The SEC’s Division of Enforcement recently made significant substantive revisions to its Enforcement Manual, marking the first major update since 2017. For those staring down a potential SEC enforcement action, these changes to the Wells Notification Process are the proverbial “double-edged sword” in that they provide arguably unprecedented transparency but also create new procedural “traps” for the unwary.
What the SEC Staff Must Now Disclose in the Wells Process
Under the revised manual, the SEC has committed to sharing “salient, probative evidence” with Wells recipients who have not obstructed the investigation. SEC defense counsel is entitled to receive four (4) categories of evidence, as follows:
- Evidence of Alleged Misrepresentation: The core documents (company filings, press releases, etc.) or communications (including emails, texts or social media posts) the staff contends are materially false and misleading.
- Evidence of Falsity and Scienter: Arguably the most critical category, which may include internal communications or texts evidencing the target knew his statements were false or acted recklessly when making such statements.
- Documents Relevant to Materiality: Data, reports or analyses utilized to demonstrate that that the misstatement was one that a reasonable investor would consider in the total mix of information in determining whether to buy, sell or hold the security. Analyses would typically look to the market’s reaction to the misstatement (whether the stock price moved significantly and/or there was a spike in trading volume).
- Testimony Transcripts or Excerpts: While the manual is unclear as to whether this includes access to full transcripts, practitioners should ideally request full transcripts of all witnesses in the investigation, and not only the lawyer’s client, to ensure a full and comprehensive assessment of the SEC’s evidence can be had before any strategic decision on whether to settle or litigate is made.
The New Procedural Guardrails
While the above-discussed mandatory disclosures are no doubt helpful, the 2026 Enforcement Manual imposes a few somewhat rigid requirements that must be complied with, as follows:
- The Four-Week Deadline is the New Reality: Wells submissions are now typically due four weeks after the Wells Notice is issued. Critically, this clock starts ticking even if the staff hasn’t yet provided the required evidence thus making immediate demand for it critical.
- The “Single Meeting” Rule: Post-submission engagement is now generally limited to one meeting with senior Enforcement Division staff.
- The Rule 408 Trap: The Enforcement Manual now mandates the staff to reject any Wells Submission that includes settlement terms or is labeled as “subject to Federal Rule of Evidence 408.” Using these lables, while standard and routine practice in the past, will now result in a submission being returned — unread.

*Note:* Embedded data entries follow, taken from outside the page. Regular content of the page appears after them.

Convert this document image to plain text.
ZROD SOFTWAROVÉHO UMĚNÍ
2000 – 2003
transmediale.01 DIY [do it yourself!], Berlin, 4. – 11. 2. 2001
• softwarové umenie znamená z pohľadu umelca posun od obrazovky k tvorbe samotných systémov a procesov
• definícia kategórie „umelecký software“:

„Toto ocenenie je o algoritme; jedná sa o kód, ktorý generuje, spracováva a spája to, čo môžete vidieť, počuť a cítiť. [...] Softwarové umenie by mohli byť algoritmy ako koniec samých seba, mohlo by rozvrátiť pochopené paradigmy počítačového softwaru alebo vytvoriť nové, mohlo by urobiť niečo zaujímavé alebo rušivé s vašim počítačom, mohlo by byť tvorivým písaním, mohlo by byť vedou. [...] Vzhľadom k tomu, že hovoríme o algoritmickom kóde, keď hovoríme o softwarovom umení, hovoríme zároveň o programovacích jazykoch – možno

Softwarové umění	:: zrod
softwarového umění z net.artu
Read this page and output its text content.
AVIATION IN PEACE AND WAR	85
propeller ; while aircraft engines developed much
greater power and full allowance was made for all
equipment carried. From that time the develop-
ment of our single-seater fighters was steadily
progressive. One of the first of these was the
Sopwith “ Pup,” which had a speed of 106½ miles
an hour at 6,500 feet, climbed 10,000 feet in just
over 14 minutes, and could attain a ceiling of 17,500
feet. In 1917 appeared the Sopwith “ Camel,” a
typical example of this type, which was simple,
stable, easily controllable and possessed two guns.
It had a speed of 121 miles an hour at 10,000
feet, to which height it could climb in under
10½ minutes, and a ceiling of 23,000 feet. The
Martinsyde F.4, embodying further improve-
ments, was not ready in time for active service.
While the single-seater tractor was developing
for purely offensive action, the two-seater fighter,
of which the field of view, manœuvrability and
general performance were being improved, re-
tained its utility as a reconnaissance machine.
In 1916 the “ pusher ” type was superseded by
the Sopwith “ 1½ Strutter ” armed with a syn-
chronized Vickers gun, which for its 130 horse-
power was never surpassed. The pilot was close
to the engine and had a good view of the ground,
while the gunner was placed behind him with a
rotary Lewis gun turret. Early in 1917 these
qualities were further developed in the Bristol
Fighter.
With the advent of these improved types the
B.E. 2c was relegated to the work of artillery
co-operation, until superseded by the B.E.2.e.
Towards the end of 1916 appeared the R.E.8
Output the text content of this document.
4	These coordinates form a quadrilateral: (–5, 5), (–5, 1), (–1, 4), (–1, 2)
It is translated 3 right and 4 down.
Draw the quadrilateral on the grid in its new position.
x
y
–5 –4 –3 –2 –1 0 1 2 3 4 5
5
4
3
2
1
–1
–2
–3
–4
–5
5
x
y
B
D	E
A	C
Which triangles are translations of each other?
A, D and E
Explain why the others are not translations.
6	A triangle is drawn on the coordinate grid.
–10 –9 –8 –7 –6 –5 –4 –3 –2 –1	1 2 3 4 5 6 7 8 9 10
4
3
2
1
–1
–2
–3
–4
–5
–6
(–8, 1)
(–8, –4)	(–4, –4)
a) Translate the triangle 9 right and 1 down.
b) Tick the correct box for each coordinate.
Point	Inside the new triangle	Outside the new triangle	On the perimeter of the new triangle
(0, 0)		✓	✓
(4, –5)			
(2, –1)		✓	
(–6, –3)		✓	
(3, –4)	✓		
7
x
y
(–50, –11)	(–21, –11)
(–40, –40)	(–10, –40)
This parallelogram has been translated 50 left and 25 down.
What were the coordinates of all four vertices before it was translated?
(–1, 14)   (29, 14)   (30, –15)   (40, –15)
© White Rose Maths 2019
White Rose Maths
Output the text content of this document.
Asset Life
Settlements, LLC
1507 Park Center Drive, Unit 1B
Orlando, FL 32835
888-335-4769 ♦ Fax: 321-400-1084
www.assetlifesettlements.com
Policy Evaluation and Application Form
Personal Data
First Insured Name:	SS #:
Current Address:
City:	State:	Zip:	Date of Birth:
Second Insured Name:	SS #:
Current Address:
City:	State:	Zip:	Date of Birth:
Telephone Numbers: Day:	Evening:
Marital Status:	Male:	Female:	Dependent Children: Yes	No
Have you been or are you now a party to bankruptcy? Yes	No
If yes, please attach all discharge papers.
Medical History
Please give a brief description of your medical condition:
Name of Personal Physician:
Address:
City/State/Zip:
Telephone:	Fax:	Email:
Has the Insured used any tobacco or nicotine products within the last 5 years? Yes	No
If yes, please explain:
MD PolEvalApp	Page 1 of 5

- Dual-Approval Requirement: A Wells Notice now needs approval from both a senior unit chief and the Office of the Director. While this ensures higher-level review and vetting, it also means that by the time you receive a notice, the charging recommendation has already survived presumably rigorous internal analysis.
Strategic Takeaway
The recent revisions to the Enforcement Manual no doubt provide SEC defense attorneys with greater insight into the SEC’s quality and quantity of evidence supporting the recommended charge(s). However, there is still the need to proactively request full access to testimony transcripts and other parts of the staff’s investigatory files to ensure a comprehensive understanding of the SEC’s case before strategic decisions are made. Finally, the new procedural rules must be meticulously complied with to ensure that a client’s interests are not prejudiced.